O pagamento do Subsídio Social de Mobilidade, agora designado Mecanismo de Continuidade Territorial, continuará a ser assegurado pelos CTT até junho de 2027, em paralelo com a plataforma eletrónica em funcionamento, anunciou a secretária regional do Turismo, Mobilidade e Infraestruturas, Berta Cabral.
O pagamento do Subsídio Social de Mobilidade, atualmente denominado Mecanismo de Continuidade Territorial, continuará a ser efetuado através dos CTT até junho de 2027. A informação foi avançada pela secretária regional do Turismo, Mobilidade e Infraestruturas, Berta Cabral, segundo uma nota de imprensa divulgada pela tutela.
De acordo com a governante, o Governo dos Açores foi informado pelo Governo da República de que o serviço prestado pelos CTT será prorrogado por mais um ano, garantindo a continuidade do pagamento dos reembolsos enquanto a plataforma eletrónica se adapta às novas disposições previstas na Lei n.º 23/2026, de 1 de junho, aprovada pela Assembleia da República.

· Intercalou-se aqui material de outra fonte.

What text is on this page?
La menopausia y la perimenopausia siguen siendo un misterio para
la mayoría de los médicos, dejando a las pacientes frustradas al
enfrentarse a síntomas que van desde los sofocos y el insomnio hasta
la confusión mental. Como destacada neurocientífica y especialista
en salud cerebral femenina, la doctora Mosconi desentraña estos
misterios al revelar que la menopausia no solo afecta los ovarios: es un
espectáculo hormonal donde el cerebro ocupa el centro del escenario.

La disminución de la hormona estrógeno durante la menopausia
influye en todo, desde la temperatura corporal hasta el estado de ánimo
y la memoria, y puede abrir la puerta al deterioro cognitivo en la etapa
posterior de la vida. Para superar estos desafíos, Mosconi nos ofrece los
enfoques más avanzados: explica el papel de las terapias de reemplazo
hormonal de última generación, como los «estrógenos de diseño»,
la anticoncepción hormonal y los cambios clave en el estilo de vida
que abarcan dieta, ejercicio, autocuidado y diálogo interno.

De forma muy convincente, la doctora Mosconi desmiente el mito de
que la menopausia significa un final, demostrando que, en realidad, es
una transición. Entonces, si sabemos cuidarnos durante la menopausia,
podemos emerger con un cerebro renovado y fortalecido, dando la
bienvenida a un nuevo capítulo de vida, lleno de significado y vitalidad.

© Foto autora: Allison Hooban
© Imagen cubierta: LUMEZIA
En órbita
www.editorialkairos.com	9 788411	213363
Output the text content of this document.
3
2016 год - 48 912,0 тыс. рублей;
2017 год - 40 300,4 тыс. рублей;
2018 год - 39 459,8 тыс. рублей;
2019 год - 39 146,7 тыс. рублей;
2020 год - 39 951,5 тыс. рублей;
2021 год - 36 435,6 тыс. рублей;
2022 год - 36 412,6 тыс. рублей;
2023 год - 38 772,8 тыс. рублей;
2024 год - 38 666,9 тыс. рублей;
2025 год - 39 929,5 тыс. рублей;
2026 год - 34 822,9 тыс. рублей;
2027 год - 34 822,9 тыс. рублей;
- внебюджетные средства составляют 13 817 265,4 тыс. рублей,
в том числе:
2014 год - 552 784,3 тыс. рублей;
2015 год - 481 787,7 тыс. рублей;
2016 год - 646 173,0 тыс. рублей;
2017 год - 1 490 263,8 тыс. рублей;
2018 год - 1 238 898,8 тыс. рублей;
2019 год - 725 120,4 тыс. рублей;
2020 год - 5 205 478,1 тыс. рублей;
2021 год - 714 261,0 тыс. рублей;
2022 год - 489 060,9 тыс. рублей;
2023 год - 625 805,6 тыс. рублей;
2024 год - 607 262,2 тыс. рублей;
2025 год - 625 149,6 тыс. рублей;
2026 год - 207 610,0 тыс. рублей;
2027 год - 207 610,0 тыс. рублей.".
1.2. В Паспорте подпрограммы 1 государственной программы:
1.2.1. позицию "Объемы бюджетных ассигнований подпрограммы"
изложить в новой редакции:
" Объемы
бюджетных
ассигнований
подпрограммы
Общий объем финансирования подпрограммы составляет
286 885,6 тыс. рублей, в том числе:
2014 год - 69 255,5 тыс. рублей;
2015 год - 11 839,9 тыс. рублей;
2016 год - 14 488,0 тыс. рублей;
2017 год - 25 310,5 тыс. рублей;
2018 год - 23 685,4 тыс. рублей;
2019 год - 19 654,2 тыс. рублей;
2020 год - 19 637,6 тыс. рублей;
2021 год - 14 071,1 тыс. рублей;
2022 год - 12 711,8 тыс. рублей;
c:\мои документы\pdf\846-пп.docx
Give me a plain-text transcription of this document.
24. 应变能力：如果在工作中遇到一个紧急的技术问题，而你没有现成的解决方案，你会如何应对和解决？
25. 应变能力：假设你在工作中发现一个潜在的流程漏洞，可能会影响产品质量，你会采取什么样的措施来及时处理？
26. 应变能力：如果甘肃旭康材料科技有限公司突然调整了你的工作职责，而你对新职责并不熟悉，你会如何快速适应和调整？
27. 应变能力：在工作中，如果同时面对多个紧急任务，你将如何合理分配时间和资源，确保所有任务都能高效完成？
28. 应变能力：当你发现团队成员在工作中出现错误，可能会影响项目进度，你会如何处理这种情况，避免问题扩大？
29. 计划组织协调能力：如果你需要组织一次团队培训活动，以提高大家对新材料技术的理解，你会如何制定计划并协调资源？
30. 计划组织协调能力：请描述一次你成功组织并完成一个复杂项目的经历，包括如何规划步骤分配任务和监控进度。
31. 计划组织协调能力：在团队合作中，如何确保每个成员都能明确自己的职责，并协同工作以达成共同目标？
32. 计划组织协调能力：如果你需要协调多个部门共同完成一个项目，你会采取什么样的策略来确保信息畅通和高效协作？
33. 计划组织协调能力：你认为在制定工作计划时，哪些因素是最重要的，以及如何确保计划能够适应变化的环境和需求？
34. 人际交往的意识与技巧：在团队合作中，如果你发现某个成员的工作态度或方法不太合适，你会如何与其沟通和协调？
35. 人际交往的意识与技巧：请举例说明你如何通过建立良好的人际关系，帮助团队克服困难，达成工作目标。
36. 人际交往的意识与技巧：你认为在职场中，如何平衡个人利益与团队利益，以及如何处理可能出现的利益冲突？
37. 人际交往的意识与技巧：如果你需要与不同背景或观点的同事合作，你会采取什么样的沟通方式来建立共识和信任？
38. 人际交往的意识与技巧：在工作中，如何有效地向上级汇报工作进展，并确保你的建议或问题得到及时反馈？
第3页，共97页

“Os CTT farão, a partir de 1 de julho próximo e por mais um ano, o pagamento dos reembolsos enquanto o sistema eletrónico se adapta às novas regras aprovadas pela Assembleia da República”, afirmou Berta Cabral, citada na nota de imprensa.
A responsável regional esclareceu ainda que a plataforma eletrónica já implementada poderá continuar a ser utilizada nas situações em que as suas funcionalidades atuais não colidam com as novas exigências legais.
Segundo a Secretaria Regional do Turismo, Mobilidade e Infraestruturas, esta solução transitória visa assegurar que os beneficiários continuem a receber os reembolsos sem interrupções, enquanto são desenvolvidas e integradas as novas funcionalidades exigidas pelo enquadramento legal em vigor.
Na mesma nota, Berta Cabral sublinhou a importância deste mecanismo para as regiões autónomas, defendendo que “o Subsídio Social de Mobilidade, agora Mecanismo de Continuidade Territorial, não é um benefício acessório, antes consiste num instrumento estruturante da continuidade territorial, da igualdade de oportunidades e da cidadania plena nas Regiões Autónomas”.
A governante reforçou, assim, a relevância da medida para garantir a mobilidade dos cidadãos açorianos e a coesão territorial entre as regiões ultraperiféricas e o restante território nacional.